İnsan Hakları Bilgi ve Rehabilitasyon Merkezi (HRITC), beş yıldır darbeci Husi milisleri tarafından kuşatılmış bulunan Taiz vilayetinin çeşitli yerlerinde kimliği bilinmeyen silahlı gruplar tarafından saldırılar düzenlendiğini ve geçtiğimiz Mart ayı boyunca Taiz vilayetindeki sivillere yönelik 133 hak ihlali gerçekleştirdiğini kaydetti.
Sivillerin katledilmesi
Merkez tarafından yayınlanan son raporda yer alan en önemli savaş suçları arasında, içlerinde 5 çocuk ve 3 kadının bulunduğu 20 sivilin katledilmesi yer alıyor. 13 kişinin ölümüne, Husi milislerinin yerleşim bölgelerine açtıkları ateş sebep oldu. Husiler ayrıca, aralarında 3 çocuk ve 1 kadının bulunduğu 10 sivili öldürdü. Husilerin, sadece bir günde gerçekleştirdiği 3 kanlı eylemde, aralarında 1 çocuk ve 1 kadının bulunduğu 8 kişi öldü 6 kişi yaralandı. Bir sivil Husi milisler tarafından açılan ateşle öldü. Yine Husi milislerine bağlı bir keskin nişancı 1 çocuğu öldürürken, bir kadın Husi milisleri tarafından yerleştirilen mayına basarak hayatını kaybetti. Güvenlik güçleri haricindeki silahlı oluşumlar 1 sivilin ölümüne sebep oldu.

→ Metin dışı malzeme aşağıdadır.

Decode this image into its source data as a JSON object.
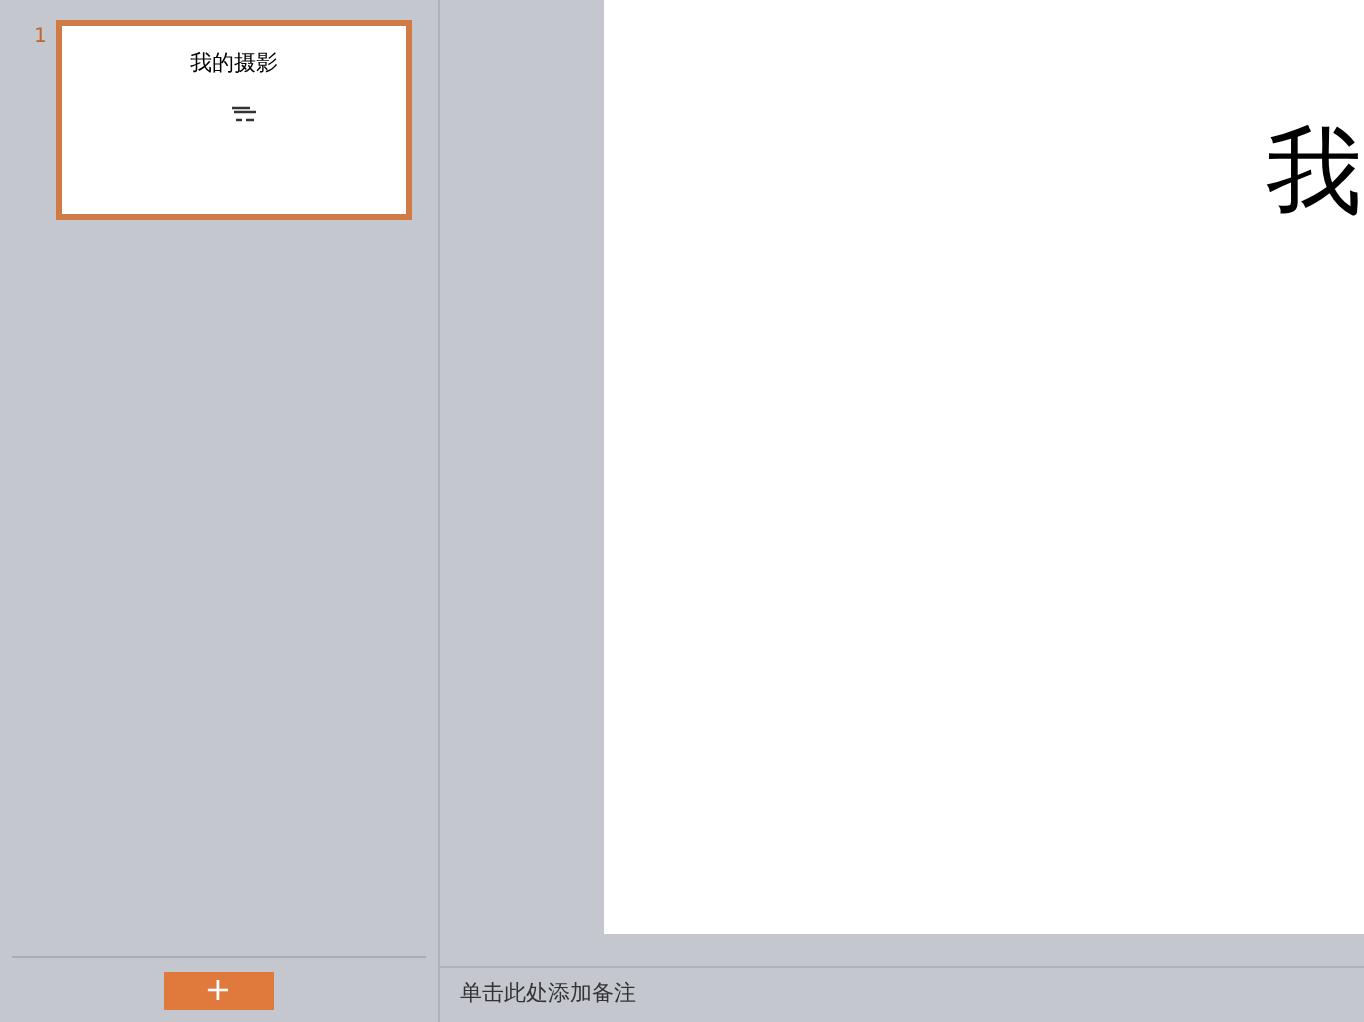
{
  "thumbnails": [
    {
      "number": "1",
      "title": "我的摄影",
      "selected": true
    }
  ],
  "add_slide_button": {
    "label": "+"
  },
  "slide": {
    "title": "我"
  },
  "notes": {
    "placeholder": "单击此处添加备注"
  }
}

Yine hangi gruba mensup olduğu bilinmeyen silahlı kişiler 3 sivilin vurularak ölümüne sebep oldu. Bir kadın çocuklarının gözünün önünde asıldı ve yakıldı. Ayrıca, ordudaki birliklere bağlı silahlı kişiler, biri çocuk iki sivili öldürdü.

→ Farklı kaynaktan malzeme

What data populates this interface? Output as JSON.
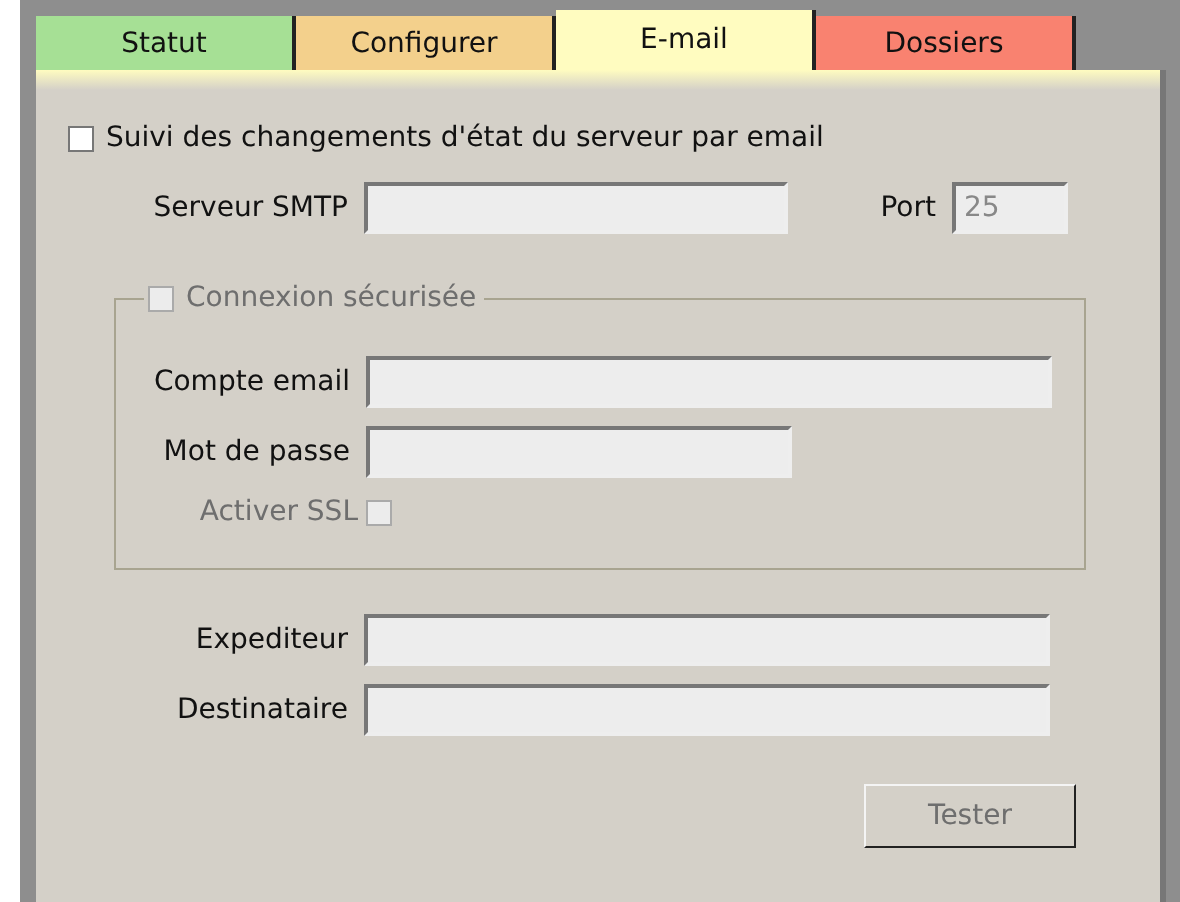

HRITC’nin raporunda, “aralarında 4 çocuk ve 2 kadın olmak üzere 11 kişinin yaralandığı” bilgisine de yer verdildi. Ayrıca “Husi milislerinin aralarında 2 çocuk ve 2 kadının bulunduğu toplam 8 kişinin yaralanmasına sebep olduğu, bunların tamamının Husi milisleri tarafından yerleşim birimlerine atılan mermilerle yaralandığı” belirtildi. Yine “kimliği meçhul kişiler tarafından açılan ateş sonucunda ikisi çocuk 3 kişinin yaralandığı” bilgisine yer verildi.

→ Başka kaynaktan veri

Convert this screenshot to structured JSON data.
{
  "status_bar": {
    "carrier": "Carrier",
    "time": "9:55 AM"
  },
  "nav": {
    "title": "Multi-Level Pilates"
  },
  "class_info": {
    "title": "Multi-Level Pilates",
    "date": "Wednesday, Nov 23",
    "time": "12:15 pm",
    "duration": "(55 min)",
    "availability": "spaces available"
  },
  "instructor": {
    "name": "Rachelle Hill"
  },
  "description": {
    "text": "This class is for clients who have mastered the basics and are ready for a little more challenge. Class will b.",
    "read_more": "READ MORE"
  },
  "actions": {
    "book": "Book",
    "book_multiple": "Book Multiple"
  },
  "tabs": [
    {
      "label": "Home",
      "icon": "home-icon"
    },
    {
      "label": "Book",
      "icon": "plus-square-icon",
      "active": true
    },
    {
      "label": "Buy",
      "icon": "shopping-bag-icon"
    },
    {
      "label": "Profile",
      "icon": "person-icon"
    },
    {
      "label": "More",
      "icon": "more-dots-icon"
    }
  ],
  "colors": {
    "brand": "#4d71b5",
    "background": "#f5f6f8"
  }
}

Merkezi Taiz şehrinde bulunan bir sivil toplum örgütü olan HRITC, “Taiz’in güneyindeki el-Akrud bölgesinde bulunan Habur el-Akrud (Ra’s al-Nakil) Köyü’nde Husi milisleri ile Yemen hükümetine bağlı birlikler arasında çıkan çatışma sebebiyle köy sakinlerinin evlerini terk ettiğini ve olay sonrasında Tûr el-Bâha ilçe merkezindeki mülteci kampına 46 göç vakasının gerçekleştiğini” belgeledi. Husi milisleri adam kaçırma vakasına ek olarak yakma, yağmalama, kısmi ve tam imha olmak üzere kamu ve özel mülkiyete yönelik 52 ihlal gerçekleştirdi. Bunlardan 4 tanesi kamu mülkiyetine, 48 tanesi ise özel mülkiyete saldırı olarak kayıtlara geçti.
İnsan Hakları Merkezi, Husi milislerinin, “Topçu bombardımanları neticesinde, es-Sevra Hastanesi’nin acil bölümü ve eski ameliyat binası zarar gördü. Saldırıda Dünya Gıda Programı (WFP) tarafından sağlanan 160 ton buğday yandı. Silahlı gruplarla hükümete bağlı ordu birlikleri arasındaki çatışmalarda polis karakolu binası zarar gördü. Darbeci milisler, 5 evi tamamen imha ederken 14 tanesinde de kısmi hasara sebep oldular. Silahlı Husi milisleri ayrıca orta ve ağır ölçekli muhtelif silahlarla yaptıkları yoğun bombardımanlarda 3 aracı imha edip 7 araca zarar verirken, 5 işyerini de yok etti.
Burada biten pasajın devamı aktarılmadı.